Iran has been a major global exporter of carpets for many years, but regional competitors capitalized on the opportunity and dominated the market by imitating Iranian carpets.
Machine-made carpets pose another significant competition to handwoven carpets, as their industrial production results in lower costs.
Handwoven carpets are an important part of Iran’s history and civilization, encompassing not only cultural and historical aspects but also art, industry, and commerce.
Iran used to be one of the primary carpet exporters, but sanctions targeted this sector extensively. Regional competitors seized the opportunity and captured the Iranian market by duplicating Iranian carpets. Machine-made carpets, with their lower production costs due to industrial processes, also present a formidable competition to handwoven carpets.
The National Carpet Center of Iran is responsible for formulating policies in the carpet industry, and while it has taken positive steps, it requires greater autonomy.
Ali Shahbazi, the CEO of the Rural Handwoven Carpet Union in Isfahan Province – Iran, lamented the lack of support for the handwoven carpet industry. He added that if only 10% of the advertising budget allocated to industries like oil were directed to the carpet sector, each square meter of carpet would generate the equivalent of 5 to 20 barrels of oil in revenue. In essence, every carpet workshop would be an oil well, but it remains unsupported.
Stressing the importance of raw materials, designs, patterns, and tools as foundational elements of carpet production, he highlighted that the raw materials sector directly links to agricultural efforts, including silk, wool, cotton, and yarn.
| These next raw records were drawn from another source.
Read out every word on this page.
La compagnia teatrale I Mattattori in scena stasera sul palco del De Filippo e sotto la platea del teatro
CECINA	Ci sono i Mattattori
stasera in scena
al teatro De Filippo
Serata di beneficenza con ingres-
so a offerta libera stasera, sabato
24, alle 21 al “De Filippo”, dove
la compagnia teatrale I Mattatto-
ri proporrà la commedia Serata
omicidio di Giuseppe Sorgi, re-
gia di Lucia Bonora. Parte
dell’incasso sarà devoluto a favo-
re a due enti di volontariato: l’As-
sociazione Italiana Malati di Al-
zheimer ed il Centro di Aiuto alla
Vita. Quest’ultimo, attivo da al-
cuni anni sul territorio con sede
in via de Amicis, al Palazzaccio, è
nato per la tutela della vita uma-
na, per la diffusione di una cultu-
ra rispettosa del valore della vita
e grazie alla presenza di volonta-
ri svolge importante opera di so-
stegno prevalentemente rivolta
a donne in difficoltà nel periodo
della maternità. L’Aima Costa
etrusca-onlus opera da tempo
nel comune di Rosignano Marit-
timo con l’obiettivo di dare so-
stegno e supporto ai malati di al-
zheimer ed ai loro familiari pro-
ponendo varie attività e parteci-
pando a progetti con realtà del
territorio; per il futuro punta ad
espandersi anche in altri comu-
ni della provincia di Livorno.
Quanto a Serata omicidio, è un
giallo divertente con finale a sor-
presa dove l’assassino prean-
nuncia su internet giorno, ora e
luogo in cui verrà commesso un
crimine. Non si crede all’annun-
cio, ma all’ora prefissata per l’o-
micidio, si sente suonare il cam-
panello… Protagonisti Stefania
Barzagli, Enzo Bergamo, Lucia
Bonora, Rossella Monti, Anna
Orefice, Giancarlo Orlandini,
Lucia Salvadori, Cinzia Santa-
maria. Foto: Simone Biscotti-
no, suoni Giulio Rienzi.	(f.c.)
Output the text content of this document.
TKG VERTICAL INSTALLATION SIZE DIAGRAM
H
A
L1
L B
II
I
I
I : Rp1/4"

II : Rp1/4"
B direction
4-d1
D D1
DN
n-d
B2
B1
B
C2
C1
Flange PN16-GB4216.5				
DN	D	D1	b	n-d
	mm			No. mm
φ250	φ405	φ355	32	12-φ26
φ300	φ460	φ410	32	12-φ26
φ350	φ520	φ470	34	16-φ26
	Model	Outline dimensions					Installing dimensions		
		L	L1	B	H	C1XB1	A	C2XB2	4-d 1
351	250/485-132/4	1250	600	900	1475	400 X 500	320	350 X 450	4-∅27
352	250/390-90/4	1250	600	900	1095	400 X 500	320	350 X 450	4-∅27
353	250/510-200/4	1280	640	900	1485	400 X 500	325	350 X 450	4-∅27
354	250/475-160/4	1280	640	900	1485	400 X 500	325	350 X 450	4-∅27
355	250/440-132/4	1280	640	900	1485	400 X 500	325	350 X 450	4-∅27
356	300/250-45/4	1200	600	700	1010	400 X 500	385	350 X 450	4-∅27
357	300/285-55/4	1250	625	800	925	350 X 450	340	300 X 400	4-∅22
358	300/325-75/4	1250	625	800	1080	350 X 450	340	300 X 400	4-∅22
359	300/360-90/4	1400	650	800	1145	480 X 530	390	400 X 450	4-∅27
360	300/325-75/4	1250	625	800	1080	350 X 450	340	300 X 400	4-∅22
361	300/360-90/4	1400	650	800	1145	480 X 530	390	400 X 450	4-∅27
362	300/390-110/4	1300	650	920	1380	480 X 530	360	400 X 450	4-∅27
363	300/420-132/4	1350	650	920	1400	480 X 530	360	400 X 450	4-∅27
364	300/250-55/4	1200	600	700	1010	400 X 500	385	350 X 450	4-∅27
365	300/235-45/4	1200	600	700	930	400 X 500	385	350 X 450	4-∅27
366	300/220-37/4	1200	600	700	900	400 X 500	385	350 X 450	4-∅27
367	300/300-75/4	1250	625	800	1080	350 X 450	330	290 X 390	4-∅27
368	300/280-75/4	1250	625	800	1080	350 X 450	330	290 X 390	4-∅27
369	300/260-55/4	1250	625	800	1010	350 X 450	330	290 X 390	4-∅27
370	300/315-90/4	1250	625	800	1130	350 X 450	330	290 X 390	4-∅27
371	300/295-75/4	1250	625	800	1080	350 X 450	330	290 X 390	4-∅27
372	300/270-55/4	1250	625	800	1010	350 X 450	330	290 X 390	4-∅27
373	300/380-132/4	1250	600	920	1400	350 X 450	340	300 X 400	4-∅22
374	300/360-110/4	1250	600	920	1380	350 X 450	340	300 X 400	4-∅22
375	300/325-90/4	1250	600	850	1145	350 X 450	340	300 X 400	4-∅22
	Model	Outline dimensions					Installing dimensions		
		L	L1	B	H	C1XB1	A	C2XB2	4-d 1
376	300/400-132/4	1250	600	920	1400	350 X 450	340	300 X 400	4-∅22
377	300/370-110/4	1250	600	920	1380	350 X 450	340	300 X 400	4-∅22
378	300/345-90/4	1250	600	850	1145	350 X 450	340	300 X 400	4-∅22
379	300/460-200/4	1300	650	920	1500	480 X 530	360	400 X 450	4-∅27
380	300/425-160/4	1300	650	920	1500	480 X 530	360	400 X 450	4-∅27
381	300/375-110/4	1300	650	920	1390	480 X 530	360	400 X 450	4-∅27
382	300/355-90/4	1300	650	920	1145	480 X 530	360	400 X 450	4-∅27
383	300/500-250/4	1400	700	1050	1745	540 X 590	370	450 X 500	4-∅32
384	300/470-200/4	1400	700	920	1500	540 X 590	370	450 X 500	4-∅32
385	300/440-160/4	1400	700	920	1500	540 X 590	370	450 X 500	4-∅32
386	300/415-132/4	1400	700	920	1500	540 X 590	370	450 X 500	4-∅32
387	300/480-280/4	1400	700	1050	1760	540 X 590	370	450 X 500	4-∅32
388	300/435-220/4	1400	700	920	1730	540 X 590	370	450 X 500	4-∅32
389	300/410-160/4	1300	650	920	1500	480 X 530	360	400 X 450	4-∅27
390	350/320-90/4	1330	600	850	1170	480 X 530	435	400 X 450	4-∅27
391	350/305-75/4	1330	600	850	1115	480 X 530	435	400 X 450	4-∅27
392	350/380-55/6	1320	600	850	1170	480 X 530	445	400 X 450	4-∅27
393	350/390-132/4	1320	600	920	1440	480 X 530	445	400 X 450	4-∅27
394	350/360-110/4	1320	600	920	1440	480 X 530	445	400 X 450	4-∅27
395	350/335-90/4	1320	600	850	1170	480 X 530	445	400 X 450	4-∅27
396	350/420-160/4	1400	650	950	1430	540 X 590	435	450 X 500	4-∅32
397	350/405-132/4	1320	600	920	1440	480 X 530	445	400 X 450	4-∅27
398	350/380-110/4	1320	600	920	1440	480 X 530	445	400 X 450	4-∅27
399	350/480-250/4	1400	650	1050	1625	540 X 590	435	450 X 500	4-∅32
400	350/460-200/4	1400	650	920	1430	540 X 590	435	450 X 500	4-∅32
Unfortunately, measures for self-sufficiency have not been taken, with over 70% of raw materials dependent on foreign sources, a figure that continues to rise.
While there are 270,000 certified Iranian handwoven carpet weavers with identity codes, the actual number is higher. However, only one-third of these identified individuals are actively engaged in carpet weaving, with the majority having abandoned the profession.
However, in modern Iranian society, handmade carper weaver is often seen as a challenging and low-status occupation. Consequently, there is a limited number of weavers under the age of 40, and there is little inclination to pursue this line of work.
Shahbazi expressed his dismay at the meager daily wages of carpet artists, pointing out that these low wages are not seen as economically viable from their perspective. Simultaneously, carpet producers face limitations in their ability to pay higher wages, presenting a complex issue requiring resolution.
Carpets are uniquely associated with Iran, representing not just an economic commodity but a multifaceted embodiment of culture, economy, civilization, employment, and social stability. However, it has not received the priority it deserves within the national agenda or the endorsement of the country’s leaders.
Branding and franchising: Two pivotal strategies for the development and job creation within the carpet industry
When a successful business in production matures and reaches a stage of self-improvement and standardization, it can be replicated and generate income across various locations, referred to as franchising or commercial franchising. While this concept has thrived in sectors like automotive maintenance, food, textiles, and more, it has been less prevalent in the handwoven carpet industry, which is currently in a favorable position for branding.
We are all know the significant challenges facing the export sector and the Iranian hand made carpet industry. Although many designs have been copied, the concept of exclusive production still holds relevance due to emerging roles.
The carpet industry remains one of the country’s competitive advantages, necessitating an export-oriented approach. Specialized export activities should be primarily conducted by export management companies within the framework of trade development organizations.
New techniques, including nanotechnology, have been integrated into the carpet industry, providing a boost to the sector and sparking innovation. Correctly implemented, these advancements can render countries engaged in replication incapable of competing with authentic Iranian carpets.